Le philosophe ne put résister à ses transports de joie, et peu de jours après il rendit le dernier soupir; mais les idées qu'il avait propagées, loin de mourir avec lui, acquirent, au contraire, la sanction que donnent le temps et l'autorité de ła tombe.

Ce triste spectacle d'un gouvernement faible, contraint d'obéir à une opinion publique dominante, se renouvela quand Louis XVI fut poussé contre son gré à soutenir l'indépendance américaine. Franklin, qui ne fut pas reçu à la cour, se vit entouré de plus d'éclat que les rois, et la pensée, qui se détournait d'eux, salua le physicien aux mœurs patriarcales. Le cabinet, toujours réduit à se laisser traîner à la remorque, n'osa se résoudre à l'alliance américaine; mais déjà la Fayette proclamait la croisade au nom de la liberté, et allait répandre pour elle ce noble sang tant prisé; les jeunes nobles, futures colonnes de l'aristocratie française, coururent combattre pour la destruction de ces priviléges qui existaient dans leur patrie, et puiser outre-mer les principes d'égalité, de haine contre le despotisme des rois, des ministres, des prêtres.

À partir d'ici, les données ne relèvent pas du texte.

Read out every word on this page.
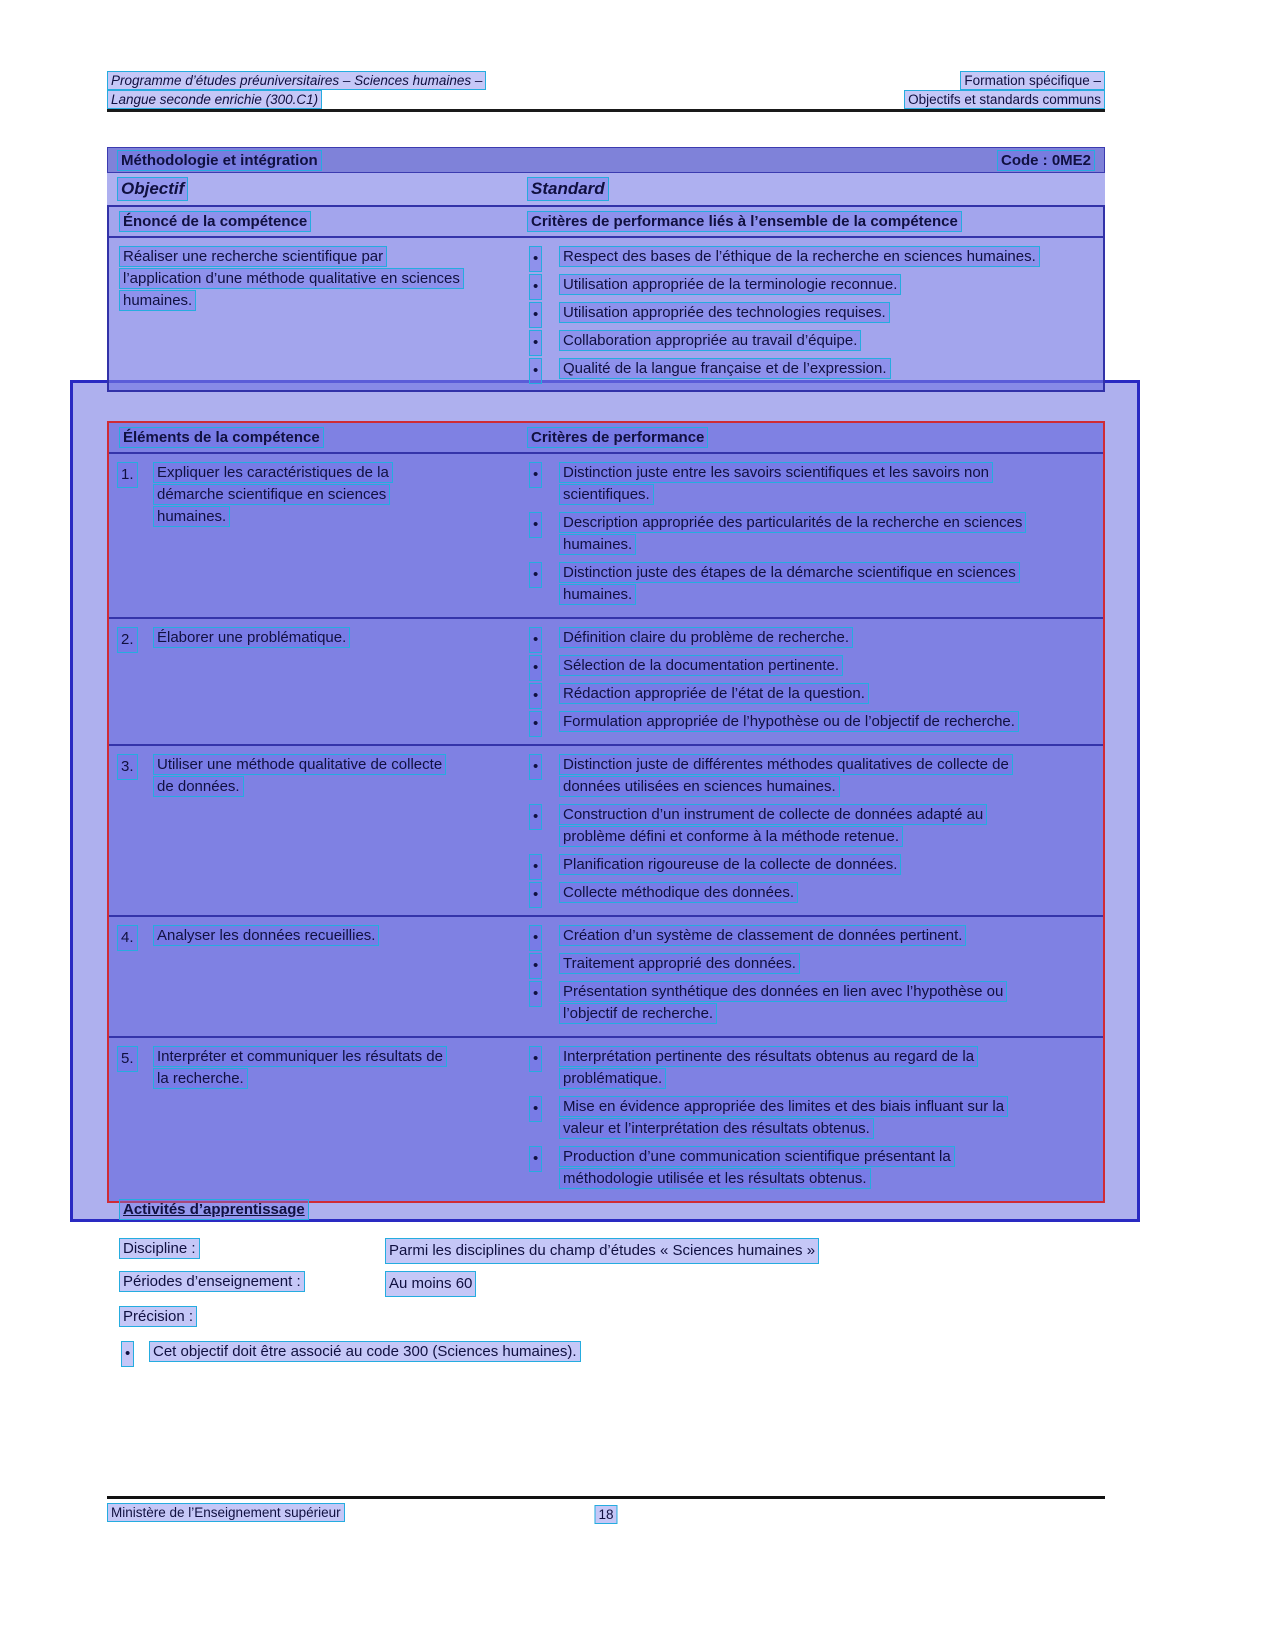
Programme d’études préuniversitaires – Sciences humaines –
Langue seconde enrichie (300.C1)
Formation spécifique –
Objectifs et standards communs
Méthodologie et intégration	Code : 0ME2
Objectif	Standard
Énoncé de la compétence	Critères de performance liés à l’ensemble de la compétence
Réaliser une recherche scientifique par l’application d’une méthode qualitative en sciences humaines.
• Respect des bases de l’éthique de la recherche en sciences humaines.
• Utilisation appropriée de la terminologie reconnue.
• Utilisation appropriée des technologies requises.
• Collaboration appropriée au travail d’équipe.
• Qualité de la langue française et de l’expression.
Éléments de la compétence	Critères de performance
1. Expliquer les caractéristiques de la démarche scientifique en sciences humaines.
• Distinction juste entre les savoirs scientifiques et les savoirs non scientifiques.
• Description appropriée des particularités de la recherche en sciences humaines.
• Distinction juste des étapes de la démarche scientifique en sciences humaines.
2. Élaborer une problématique.	• Définition claire du problème de recherche.
• Sélection de la documentation pertinente.
• Rédaction appropriée de l’état de la question.
• Formulation appropriée de l’hypothèse ou de l’objectif de recherche.
3. Utiliser une méthode qualitative de collecte de données.
• Distinction juste de différentes méthodes qualitatives de collecte de données utilisées en sciences humaines.
• Construction d’un instrument de collecte de données adapté au problème défini et conforme à la méthode retenue.
• Planification rigoureuse de la collecte de données.
• Collecte méthodique des données.
4. Analyser les données recueillies.	• Création d’un système de classement de données pertinent.
• Traitement approprié des données.
• Présentation synthétique des données en lien avec l’hypothèse ou l’objectif de recherche.
5. Interpréter et communiquer les résultats de la recherche.
• Interprétation pertinente des résultats obtenus au regard de la problématique.
• Mise en évidence appropriée des limites et des biais influant sur la valeur et l’interprétation des résultats obtenus.
• Production d’une communication scientifique présentant la méthodologie utilisée et les résultats obtenus.
Activités d’apprentissage
Discipline :	Parmi les disciplines du champ d’études « Sciences humaines »
Périodes d’enseignement :	Au moins 60
Précision :
• Cet objectif doit être associé au code 300 (Sciences humaines).
Ministère de l’Enseignement supérieur	18
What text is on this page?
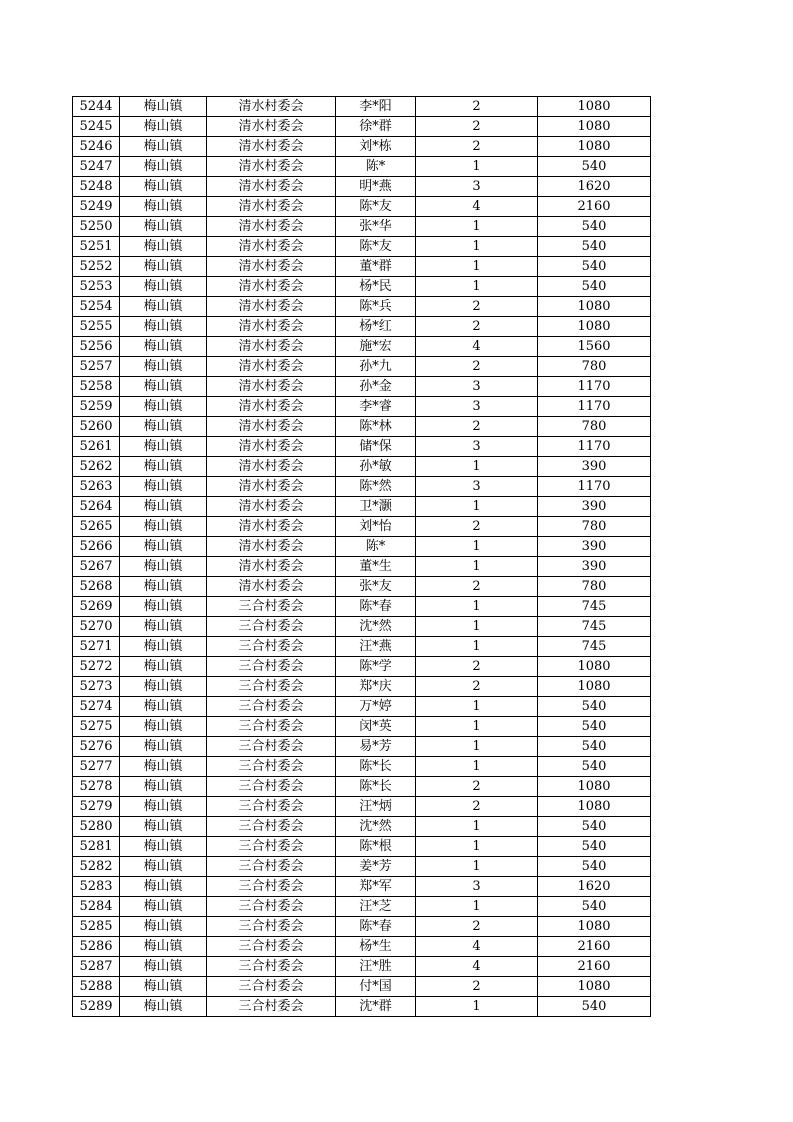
5244	梅山镇	清水村委会	李*阳	2	1080
5245	梅山镇	清水村委会	徐*群	2	1080
5246	梅山镇	清水村委会	刘*栋	2	1080
5247	梅山镇	清水村委会	陈*	1	540
5248	梅山镇	清水村委会	明*燕	3	1620
5249	梅山镇	清水村委会	陈*友	4	2160
5250	梅山镇	清水村委会	张*华	1	540
5251	梅山镇	清水村委会	陈*友	1	540
5252	梅山镇	清水村委会	董*群	1	540
5253	梅山镇	清水村委会	杨*民	1	540
5254	梅山镇	清水村委会	陈*兵	2	1080
5255	梅山镇	清水村委会	杨*红	2	1080
5256	梅山镇	清水村委会	施*宏	4	1560
5257	梅山镇	清水村委会	孙*九	2	780
5258	梅山镇	清水村委会	孙*金	3	1170
5259	梅山镇	清水村委会	李*睿	3	1170
5260	梅山镇	清水村委会	陈*林	2	780
5261	梅山镇	清水村委会	储*保	3	1170
5262	梅山镇	清水村委会	孙*敏	1	390
5263	梅山镇	清水村委会	陈*然	3	1170
5264	梅山镇	清水村委会	卫*灏	1	390
5265	梅山镇	清水村委会	刘*怡	2	780
5266	梅山镇	清水村委会	陈*	1	390
5267	梅山镇	清水村委会	董*生	1	390
5268	梅山镇	清水村委会	张*友	2	780
5269	梅山镇	三合村委会	陈*春	1	745
5270	梅山镇	三合村委会	沈*然	1	745
5271	梅山镇	三合村委会	汪*燕	1	745
5272	梅山镇	三合村委会	陈*学	2	1080
5273	梅山镇	三合村委会	郑*庆	2	1080
5274	梅山镇	三合村委会	万*婷	1	540
5275	梅山镇	三合村委会	闵*英	1	540
5276	梅山镇	三合村委会	易*芳	1	540
5277	梅山镇	三合村委会	陈*长	1	540
5278	梅山镇	三合村委会	陈*长	2	1080
5279	梅山镇	三合村委会	汪*炳	2	1080
5280	梅山镇	三合村委会	沈*然	1	540
5281	梅山镇	三合村委会	陈*根	1	540
5282	梅山镇	三合村委会	姜*芳	1	540
5283	梅山镇	三合村委会	郑*军	3	1620
5284	梅山镇	三合村委会	汪*芝	1	540
5285	梅山镇	三合村委会	陈*春	2	1080
5286	梅山镇	三合村委会	杨*生	4	2160
5287	梅山镇	三合村委会	汪*胜	4	2160
5288	梅山镇	三合村委会	付*国	2	1080
5289	梅山镇	三合村委会	沈*群	1	540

<< Cette liberté s'offrait à nous, dit encore M. de Ségur, avec tous les attraits de la gloire; tandis que des hommes plus mûrs et les partisans de la philosophie ne voyaient dans cette grande querelle qu'une favorable occasion pour faire adopter leurs principes, pour mettre des limites au pouvoir arbitraire et donner la liberté à la France en faisant recouvrer aux peuples des droits qu'ils croyaient imprescriptibles, nous, plus jeunes, plus légers et plus ardents, nous ne nous enrôlions sous les enseignes de la philosophie que dans l'espoir de guerroyer, de nous distinguer, d'acquérir de l'honneur et des grades; enfin c'était comme paladins que nous nous montrions philosophes.

<< Mais il arriva tout naturellement qu'en nous déclarant ainsi, par une humeur d'abord toute belliqueuse, les partisans et les champions de la liberté, nous finîmes par nous enflammer de très-bonne foi pour elle.

<< Après avoir lu avidement tous les livres, tous les écrits qui se publiaient alors en faveur de nouvelles doctrines, nous devînmes les disciples zélés de ceux qui les professaient, et les adversaires des prôneurs de l'ancien temps, dont les préjugés, la

(1) Mém. de M. de Ségur, p. 178-181.